This month REITs (Real Estate Investment Trusts) have been separated from the GICS (Global Industry Classification Standard) Financial sector into a sector of their own. Even prior to the sector reclassification, investors have been attracted to REITs' strong performance and attractive yield. REITs differ from traditional companies in several important ways. Metrics that investors typically use to value or evaluate the attractiveness of stocks such as earnings yield or book-to-price are less meaningful for REITs. For active investors interested in understanding their REITs portfolio, an understanding of the relationship between REIT financial ratios and price appreciation is instructive.

Is dividend yield relevant? What about funds from operations (“FFO”), one of the most widely used metrics in the REIT space?

The most effective metrics are those that identify how “cheap” a REIT is relative to its trading price

In this report, several metrics are examined that should be of interest to active investors.
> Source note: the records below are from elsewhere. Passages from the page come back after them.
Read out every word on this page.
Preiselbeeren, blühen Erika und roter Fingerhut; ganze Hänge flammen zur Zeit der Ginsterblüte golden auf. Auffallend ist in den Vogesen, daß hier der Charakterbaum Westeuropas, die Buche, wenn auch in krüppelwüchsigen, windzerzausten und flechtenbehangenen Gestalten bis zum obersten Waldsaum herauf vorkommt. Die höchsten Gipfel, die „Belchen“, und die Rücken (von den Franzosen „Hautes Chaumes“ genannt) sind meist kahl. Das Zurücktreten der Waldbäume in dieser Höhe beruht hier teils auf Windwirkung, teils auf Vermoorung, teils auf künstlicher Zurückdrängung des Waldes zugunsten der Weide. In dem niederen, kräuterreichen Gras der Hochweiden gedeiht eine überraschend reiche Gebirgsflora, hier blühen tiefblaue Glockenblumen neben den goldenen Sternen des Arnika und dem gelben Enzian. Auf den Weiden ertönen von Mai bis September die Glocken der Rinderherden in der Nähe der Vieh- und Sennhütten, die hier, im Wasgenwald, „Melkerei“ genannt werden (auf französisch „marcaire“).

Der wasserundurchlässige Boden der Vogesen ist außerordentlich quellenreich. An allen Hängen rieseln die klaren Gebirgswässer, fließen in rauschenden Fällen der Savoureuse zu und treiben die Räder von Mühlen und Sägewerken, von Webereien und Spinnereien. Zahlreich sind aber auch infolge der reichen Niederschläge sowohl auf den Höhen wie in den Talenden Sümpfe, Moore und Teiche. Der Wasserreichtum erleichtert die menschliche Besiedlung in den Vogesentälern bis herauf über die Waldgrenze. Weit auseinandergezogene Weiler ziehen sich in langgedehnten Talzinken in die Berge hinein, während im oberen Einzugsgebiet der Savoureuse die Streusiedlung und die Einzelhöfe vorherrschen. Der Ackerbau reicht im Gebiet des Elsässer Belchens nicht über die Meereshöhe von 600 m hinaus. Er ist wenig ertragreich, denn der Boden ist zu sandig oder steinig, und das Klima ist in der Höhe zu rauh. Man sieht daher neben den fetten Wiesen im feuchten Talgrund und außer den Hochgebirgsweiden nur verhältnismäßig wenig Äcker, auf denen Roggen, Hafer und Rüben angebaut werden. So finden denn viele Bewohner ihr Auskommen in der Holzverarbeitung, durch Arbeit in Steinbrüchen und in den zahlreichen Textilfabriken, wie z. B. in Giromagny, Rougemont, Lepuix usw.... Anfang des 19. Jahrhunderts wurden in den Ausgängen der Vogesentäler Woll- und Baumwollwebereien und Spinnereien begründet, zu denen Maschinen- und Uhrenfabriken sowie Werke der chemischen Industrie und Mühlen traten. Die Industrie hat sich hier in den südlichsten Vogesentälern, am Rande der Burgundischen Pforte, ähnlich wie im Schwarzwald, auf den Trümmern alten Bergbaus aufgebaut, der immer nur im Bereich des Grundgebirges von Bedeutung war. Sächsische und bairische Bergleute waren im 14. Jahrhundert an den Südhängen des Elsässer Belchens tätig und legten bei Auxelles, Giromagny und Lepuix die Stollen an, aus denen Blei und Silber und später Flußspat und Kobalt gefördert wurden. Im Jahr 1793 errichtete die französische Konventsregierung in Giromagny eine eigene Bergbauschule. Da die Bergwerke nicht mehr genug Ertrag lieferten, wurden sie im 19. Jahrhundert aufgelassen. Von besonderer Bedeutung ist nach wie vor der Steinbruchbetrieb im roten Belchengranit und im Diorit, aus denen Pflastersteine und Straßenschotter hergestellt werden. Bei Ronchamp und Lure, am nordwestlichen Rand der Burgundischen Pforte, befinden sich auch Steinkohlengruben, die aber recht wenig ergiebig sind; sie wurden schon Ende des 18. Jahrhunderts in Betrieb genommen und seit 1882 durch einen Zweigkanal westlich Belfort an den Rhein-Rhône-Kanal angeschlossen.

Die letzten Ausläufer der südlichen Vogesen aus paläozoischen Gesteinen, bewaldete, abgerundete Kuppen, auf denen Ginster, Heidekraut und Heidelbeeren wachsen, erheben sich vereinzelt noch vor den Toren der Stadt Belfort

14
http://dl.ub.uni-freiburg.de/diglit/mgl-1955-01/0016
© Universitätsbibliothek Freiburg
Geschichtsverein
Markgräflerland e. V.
Key findings include:

  • The most effective metrics are those that identify how “cheap” a REIT is relative to its trading price.
  • Dividend Yield is a poor indicator for REITs selection.
  • Watch the level and direction of analyst consensus price target.
  • In a rising interest rate environment, NAVP and Analyst Upside were the most promising metrics.
  • A strategy that combined four metrics yielded an annualized long-only active return of 5.68% and information ratio (IR) of 0.91.